Tym razem nie miałem już takich wątpliwości jak wtedy. Gdy tylko w internecie trafiłem na informację o Pasion de Buena Vista, natychmiast zarezerwowałem bilety.

Takie show zawsze niesie ze sobą ryzyko, że będzie się „wieźć” na sławie zespołu. I rzeczywiście torchę tak było. Chociaż nieśmiertelne „Besa me mucho” zachwyciło publiczność, to jednak nie oszukujmy się – taki evergreen trzebaby było potwornie źle wykonać, żeby wywołać pomruk niezadowolenia.

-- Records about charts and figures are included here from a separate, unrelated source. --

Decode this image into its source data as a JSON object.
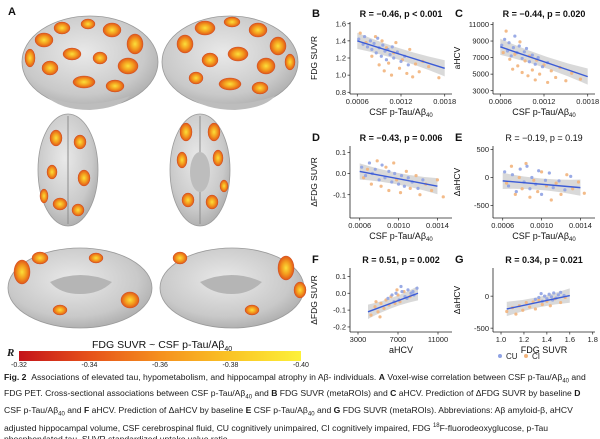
{
  "panel_a": {
    "letter": "A",
    "colorbar": {
      "title_main": "FDG SUVR ~ CSF p-Tau/Aβ",
      "title_sub": "40",
      "r_label": "R",
      "ticks": [
        "-0.32",
        "-0.34",
        "-0.36",
        "-0.38",
        "-0.40"
      ],
      "colors": [
        "#c4131a",
        "#e6521a",
        "#f5901e",
        "#fac425",
        "#fdf139"
      ]
    }
  },
  "colors": {
    "cu": "#8fa2e3",
    "ci": "#f2b47c",
    "fit": "#3b5bd6",
    "band": "#b9b9b9",
    "axis": "#222222"
  },
  "chart_data": [
    {
      "id": "B",
      "type": "scatter",
      "stat": "R = −0.46, p < 0.001",
      "stat_bold": true,
      "ylabel": "FDG SUVR",
      "xlabel_main": "CSF p-Tau/Aβ",
      "xlabel_sub": "40",
      "xlim": [
        0.0005,
        0.0019
      ],
      "ylim": [
        0.78,
        1.62
      ],
      "xticks": [
        "0.0006",
        "0.0012",
        "0.0018"
      ],
      "xtick_vals": [
        0.0006,
        0.0012,
        0.0018
      ],
      "yticks": [
        "0.8",
        "1.0",
        "1.2",
        "1.4",
        "1.6"
      ],
      "ytick_vals": [
        0.8,
        1.0,
        1.2,
        1.4,
        1.6
      ],
      "fit": [
        [
          0.0006,
          1.4
        ],
        [
          0.0018,
          1.08
        ]
      ],
      "cu": [
        [
          0.00062,
          1.42
        ],
        [
          0.00068,
          1.36
        ],
        [
          0.0007,
          1.45
        ],
        [
          0.00074,
          1.33
        ],
        [
          0.00078,
          1.4
        ],
        [
          0.0008,
          1.3
        ],
        [
          0.00083,
          1.37
        ],
        [
          0.00086,
          1.26
        ],
        [
          0.00088,
          1.43
        ],
        [
          0.0009,
          1.32
        ],
        [
          0.00093,
          1.22
        ],
        [
          0.00095,
          1.35
        ],
        [
          0.00098,
          1.28
        ],
        [
          0.001,
          1.18
        ],
        [
          0.00102,
          1.3
        ],
        [
          0.00105,
          1.24
        ],
        [
          0.00108,
          1.33
        ],
        [
          0.0011,
          1.2
        ],
        [
          0.00115,
          1.27
        ],
        [
          0.0012,
          1.16
        ],
        [
          0.00125,
          1.22
        ],
        [
          0.0013,
          1.12
        ]
      ],
      "ci": [
        [
          0.00064,
          1.49
        ],
        [
          0.00072,
          1.38
        ],
        [
          0.0008,
          1.22
        ],
        [
          0.00085,
          1.45
        ],
        [
          0.0009,
          1.12
        ],
        [
          0.00094,
          1.4
        ],
        [
          0.00097,
          1.05
        ],
        [
          0.001,
          1.32
        ],
        [
          0.00103,
          1.14
        ],
        [
          0.00107,
          1.0
        ],
        [
          0.0011,
          1.26
        ],
        [
          0.00113,
          1.38
        ],
        [
          0.00118,
          1.08
        ],
        [
          0.00122,
          1.18
        ],
        [
          0.00128,
          1.02
        ],
        [
          0.00132,
          1.3
        ],
        [
          0.00136,
          0.98
        ],
        [
          0.0014,
          1.13
        ],
        [
          0.00145,
          1.04
        ],
        [
          0.0015,
          1.16
        ],
        [
          0.00158,
          1.1
        ],
        [
          0.00172,
          0.97
        ]
      ]
    },
    {
      "id": "C",
      "type": "scatter",
      "stat": "R = −0.44, p = 0.020",
      "stat_bold": true,
      "ylabel": "aHCV",
      "xlabel_main": "CSF p-Tau/Aβ",
      "xlabel_sub": "40",
      "xlim": [
        0.0005,
        0.0019
      ],
      "ylim": [
        2600,
        11300
      ],
      "xticks": [
        "0.0006",
        "0.0012",
        "0.0018"
      ],
      "xtick_vals": [
        0.0006,
        0.0012,
        0.0018
      ],
      "yticks": [
        "3000",
        "5000",
        "7000",
        "9000",
        "11000"
      ],
      "ytick_vals": [
        3000,
        5000,
        7000,
        9000,
        11000
      ],
      "fit": [
        [
          0.0006,
          8300
        ],
        [
          0.0018,
          4700
        ]
      ],
      "cu": [
        [
          0.00062,
          8500
        ],
        [
          0.00066,
          9200
        ],
        [
          0.0007,
          7800
        ],
        [
          0.00072,
          8800
        ],
        [
          0.00075,
          7200
        ],
        [
          0.00078,
          8200
        ],
        [
          0.0008,
          9600
        ],
        [
          0.00083,
          7600
        ],
        [
          0.00086,
          8400
        ],
        [
          0.0009,
          6900
        ],
        [
          0.00093,
          7700
        ],
        [
          0.00096,
          8100
        ],
        [
          0.001,
          6500
        ],
        [
          0.00104,
          7300
        ],
        [
          0.00108,
          6200
        ],
        [
          0.00112,
          7000
        ],
        [
          0.00118,
          5900
        ],
        [
          0.00125,
          6400
        ]
      ],
      "ci": [
        [
          0.00064,
          7600
        ],
        [
          0.00068,
          10200
        ],
        [
          0.00073,
          6800
        ],
        [
          0.00077,
          5600
        ],
        [
          0.0008,
          7400
        ],
        [
          0.00084,
          6000
        ],
        [
          0.00087,
          8900
        ],
        [
          0.0009,
          5200
        ],
        [
          0.00094,
          6600
        ],
        [
          0.00098,
          4800
        ],
        [
          0.001,
          7200
        ],
        [
          0.00104,
          5500
        ],
        [
          0.00108,
          4300
        ],
        [
          0.0011,
          6700
        ],
        [
          0.00114,
          5000
        ],
        [
          0.0012,
          6100
        ],
        [
          0.00125,
          4000
        ],
        [
          0.0013,
          5400
        ],
        [
          0.00136,
          4600
        ],
        [
          0.00142,
          5800
        ],
        [
          0.0015,
          4200
        ],
        [
          0.00158,
          5100
        ],
        [
          0.0017,
          4400
        ]
      ]
    },
    {
      "id": "D",
      "type": "scatter",
      "stat": "R = −0.43, p = 0.006",
      "stat_bold": true,
      "ylabel": "ΔFDG SUVR",
      "xlabel_main": "CSF p-Tau/Aβ",
      "xlabel_sub": "40",
      "xlim": [
        0.0005,
        0.00155
      ],
      "ylim": [
        -0.21,
        0.13
      ],
      "xticks": [
        "0.0006",
        "0.0010",
        "0.0014"
      ],
      "xtick_vals": [
        0.0006,
        0.001,
        0.0014
      ],
      "yticks": [
        "-0.1",
        "0.0",
        "0.1"
      ],
      "ytick_vals": [
        -0.1,
        0.0,
        0.1
      ],
      "fit": [
        [
          0.0006,
          0.01
        ],
        [
          0.0014,
          -0.06
        ]
      ],
      "cu": [
        [
          0.00062,
          0.03
        ],
        [
          0.00066,
          -0.01
        ],
        [
          0.0007,
          0.05
        ],
        [
          0.00073,
          0.0
        ],
        [
          0.00076,
          0.02
        ],
        [
          0.0008,
          -0.03
        ],
        [
          0.00083,
          0.04
        ],
        [
          0.00086,
          -0.02
        ],
        [
          0.0009,
          0.01
        ],
        [
          0.00093,
          -0.04
        ],
        [
          0.00096,
          0.0
        ],
        [
          0.001,
          -0.05
        ],
        [
          0.00103,
          -0.01
        ],
        [
          0.00106,
          -0.06
        ],
        [
          0.0011,
          -0.02
        ],
        [
          0.00114,
          -0.04
        ],
        [
          0.0012,
          -0.07
        ],
        [
          0.00125,
          -0.03
        ]
      ],
      "ci": [
        [
          0.00064,
          -0.02
        ],
        [
          0.00068,
          0.02
        ],
        [
          0.00072,
          -0.05
        ],
        [
          0.00078,
          0.06
        ],
        [
          0.00082,
          -0.06
        ],
        [
          0.00087,
          0.03
        ],
        [
          0.0009,
          -0.08
        ],
        [
          0.00095,
          0.05
        ],
        [
          0.00098,
          -0.03
        ],
        [
          0.00102,
          -0.09
        ],
        [
          0.00108,
          0.01
        ],
        [
          0.00112,
          -0.07
        ],
        [
          0.00118,
          -0.01
        ],
        [
          0.00122,
          -0.1
        ],
        [
          0.00128,
          -0.05
        ],
        [
          0.00134,
          -0.08
        ],
        [
          0.0014,
          -0.03
        ],
        [
          0.00146,
          -0.11
        ]
      ]
    },
    {
      "id": "E",
      "type": "scatter",
      "stat": "R = −0.19, p = 0.19",
      "stat_bold": false,
      "ylabel": "ΔaHCV",
      "xlabel_main": "CSF p-Tau/Aβ",
      "xlabel_sub": "40",
      "xlim": [
        0.0005,
        0.00155
      ],
      "ylim": [
        -720,
        560
      ],
      "xticks": [
        "0.0006",
        "0.0010",
        "0.0014"
      ],
      "xtick_vals": [
        0.0006,
        0.001,
        0.0014
      ],
      "yticks": [
        "-500",
        "0",
        "500"
      ],
      "ytick_vals": [
        -500,
        0,
        500
      ],
      "fit": [
        [
          0.0006,
          -60
        ],
        [
          0.0014,
          -180
        ]
      ],
      "cu": [
        [
          0.00062,
          100
        ],
        [
          0.00066,
          -150
        ],
        [
          0.0007,
          50
        ],
        [
          0.00074,
          -250
        ],
        [
          0.00078,
          150
        ],
        [
          0.00082,
          -80
        ],
        [
          0.00085,
          200
        ],
        [
          0.00088,
          -200
        ],
        [
          0.0009,
          0
        ],
        [
          0.00094,
          -120
        ],
        [
          0.00097,
          120
        ],
        [
          0.001,
          -300
        ],
        [
          0.00104,
          -50
        ],
        [
          0.00108,
          80
        ],
        [
          0.00112,
          -180
        ],
        [
          0.00118,
          -60
        ],
        [
          0.00124,
          -220
        ],
        [
          0.0013,
          20
        ]
      ],
      "ci": [
        [
          0.00064,
          -100
        ],
        [
          0.00069,
          200
        ],
        [
          0.00073,
          -300
        ],
        [
          0.00077,
          0
        ],
        [
          0.0008,
          -200
        ],
        [
          0.00084,
          250
        ],
        [
          0.00088,
          -350
        ],
        [
          0.00092,
          -50
        ],
        [
          0.00096,
          -250
        ],
        [
          0.001,
          100
        ],
        [
          0.00105,
          -150
        ],
        [
          0.0011,
          -400
        ],
        [
          0.00115,
          -100
        ],
        [
          0.0012,
          -300
        ],
        [
          0.00126,
          50
        ],
        [
          0.00132,
          -200
        ],
        [
          0.00138,
          -80
        ],
        [
          0.00144,
          -280
        ]
      ]
    },
    {
      "id": "F",
      "type": "scatter",
      "stat": "R = 0.51, p = 0.002",
      "stat_bold": true,
      "ylabel": "ΔFDG SUVR",
      "xlabel_main": "aHCV",
      "xlabel_sub": "",
      "xlim": [
        2200,
        12400
      ],
      "ylim": [
        -0.23,
        0.15
      ],
      "xticks": [
        "3000",
        "7000",
        "11000"
      ],
      "xtick_vals": [
        3000,
        7000,
        11000
      ],
      "yticks": [
        "-0.2",
        "-0.1",
        "0.0",
        "0.1"
      ],
      "ytick_vals": [
        -0.2,
        -0.1,
        0.0,
        0.1
      ],
      "fit": [
        [
          4000,
          -0.11
        ],
        [
          9000,
          0.0
        ]
      ],
      "cu": [
        [
          6000,
          -0.03
        ],
        [
          6400,
          -0.01
        ],
        [
          6800,
          0.0
        ],
        [
          7100,
          -0.04
        ],
        [
          7400,
          0.01
        ],
        [
          7700,
          -0.02
        ],
        [
          8000,
          0.02
        ],
        [
          8300,
          0.0
        ],
        [
          8600,
          -0.01
        ],
        [
          8900,
          0.03
        ],
        [
          7300,
          0.04
        ],
        [
          6600,
          -0.05
        ],
        [
          7900,
          -0.03
        ],
        [
          8500,
          0.01
        ]
      ],
      "ci": [
        [
          4300,
          -0.13
        ],
        [
          4700,
          -0.08
        ],
        [
          5000,
          -0.11
        ],
        [
          5300,
          -0.06
        ],
        [
          5600,
          -0.09
        ],
        [
          5800,
          -0.04
        ],
        [
          6100,
          -0.07
        ],
        [
          6300,
          -0.02
        ],
        [
          6700,
          -0.06
        ],
        [
          7000,
          -0.01
        ],
        [
          7200,
          -0.05
        ],
        [
          7600,
          0.01
        ],
        [
          5200,
          -0.14
        ],
        [
          6900,
          0.02
        ],
        [
          8200,
          -0.02
        ],
        [
          4800,
          -0.05
        ]
      ]
    },
    {
      "id": "G",
      "type": "scatter",
      "stat": "R = 0.34, p = 0.021",
      "stat_bold": true,
      "ylabel": "ΔaHCV",
      "xlabel_main": "FDG SUVR",
      "xlabel_sub": "",
      "xlim": [
        0.93,
        1.82
      ],
      "ylim": [
        -560,
        440
      ],
      "xticks": [
        "1.0",
        "1.2",
        "1.4",
        "1.6",
        "1.8"
      ],
      "xtick_vals": [
        1.0,
        1.2,
        1.4,
        1.6,
        1.8
      ],
      "yticks": [
        "-500",
        "0"
      ],
      "ytick_vals": [
        -500,
        0
      ],
      "fit": [
        [
          1.05,
          -200
        ],
        [
          1.6,
          10
        ]
      ],
      "cu": [
        [
          1.3,
          -50
        ],
        [
          1.33,
          -20
        ],
        [
          1.36,
          -80
        ],
        [
          1.38,
          0
        ],
        [
          1.4,
          -40
        ],
        [
          1.42,
          30
        ],
        [
          1.44,
          -10
        ],
        [
          1.46,
          50
        ],
        [
          1.48,
          -30
        ],
        [
          1.5,
          20
        ],
        [
          1.52,
          60
        ],
        [
          1.35,
          40
        ],
        [
          1.45,
          -60
        ],
        [
          1.55,
          10
        ]
      ],
      "ci": [
        [
          1.05,
          -240
        ],
        [
          1.1,
          -180
        ],
        [
          1.13,
          -280
        ],
        [
          1.16,
          -150
        ],
        [
          1.19,
          -220
        ],
        [
          1.22,
          -100
        ],
        [
          1.25,
          -170
        ],
        [
          1.28,
          -90
        ],
        [
          1.3,
          -200
        ],
        [
          1.33,
          -60
        ],
        [
          1.36,
          -130
        ],
        [
          1.4,
          -80
        ],
        [
          1.43,
          -150
        ],
        [
          1.47,
          -40
        ],
        [
          1.52,
          -100
        ],
        [
          1.56,
          -20
        ]
      ]
    }
  ],
  "legend": {
    "cu": "CU",
    "ci": "CI"
  },
  "caption": {
    "fig_label": "Fig. 2",
    "p1": "Associations of elevated tau, hypometabolism, and hippocampal atrophy in Aβ- individuals.",
    "p2a": "A",
    "p2b": "Voxel-wise correlation between CSF p-Tau/Aβ",
    "p2c": "40",
    "p2d": "and FDG PET. Cross-sectional associations between CSF p-Tau/Aβ",
    "p2e": "40",
    "p2f": "and",
    "p3a": "B",
    "p3b": "FDG SUVR (metaROIs) and",
    "p3c": "C",
    "p3d": "aHCV. Prediction of ΔFDG SUVR by baseline",
    "p3e": "D",
    "p3f": "CSF p-Tau/Aβ",
    "p3g": "40",
    "p3h": "and",
    "p3i": "F",
    "p3j": "aHCV. Prediction of ΔaHCV by baseline",
    "p3k": "E",
    "p3l": "CSF p-Tau/Aβ",
    "p3m": "40",
    "p3n": "and",
    "p3o": "G",
    "p3p": "FDG SUVR (metaROIs). Abbreviations: Aβ amyloid-β, aHCV adjusted hippocampal volume, CSF cerebrospinal fluid, CU cognitively unimpaired, CI cognitively impaired, FDG",
    "p4a": "18",
    "p4b": "F-fluorodeoxyglucose, p-Tau phosphorylated tau, SUVR standardized uptake value ratio"
  }
}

Niedługo potem zabrzmiały dźwięki „Dos Gardenias”, które rok temu w interpretacji Omary Portuondo wywołały łzy płynące po policzkach Mojego Anioła. Tym razem aż takiego wzruszenia nie było. Z drugiej strony, to był show, a nie koncert zespołu i bardziej niż dla interpretacji poszczególnych utworów, przyszliśmy tutaj by zasmakować kubańskich tańców, a te były zaprezentowane doskonale przez artystów kabaretu „Tropicana” z Hawany.

Po przerwie tańców było jakby mniej i zaczyanłem odnosić wrażenie, że program zaczyna trochę się sypać.

To jednak było tylko wrażenie, ponieważ, kiedy już pojawili się ponownie, porwali publiczność. Porwali autentycznie, ponieważ zeszli ze sceny wyciągnęli z krzeseł siedzących widzów, by wspólnie odtańczyć kolejną cha-chę.

Później było już tylko lepiej, a w finale widzowie sami zgromadzili się przed sceną.

http://www.youtube.com/watch?v=1WDoOVtTFKY&feature=youtu.be

http://www.youtube.com/watch?v=RFCq1tAfvJY&feature=youtu.be

Z przyjemnością obejrzeliśmy ten spektakl i był to świetnie spędzony wieczór, ale tez trzeba sobie jasno powiedzieć, że jeśli ktoś jest wielbicielem samej muzyki Buena Vista Social Club, może czuć spory niedosyt.

Na koniec otrzymalismy autografy solistów na plakacie grupy, który zawiśnie gdzieś na ścianie jako pamiątka.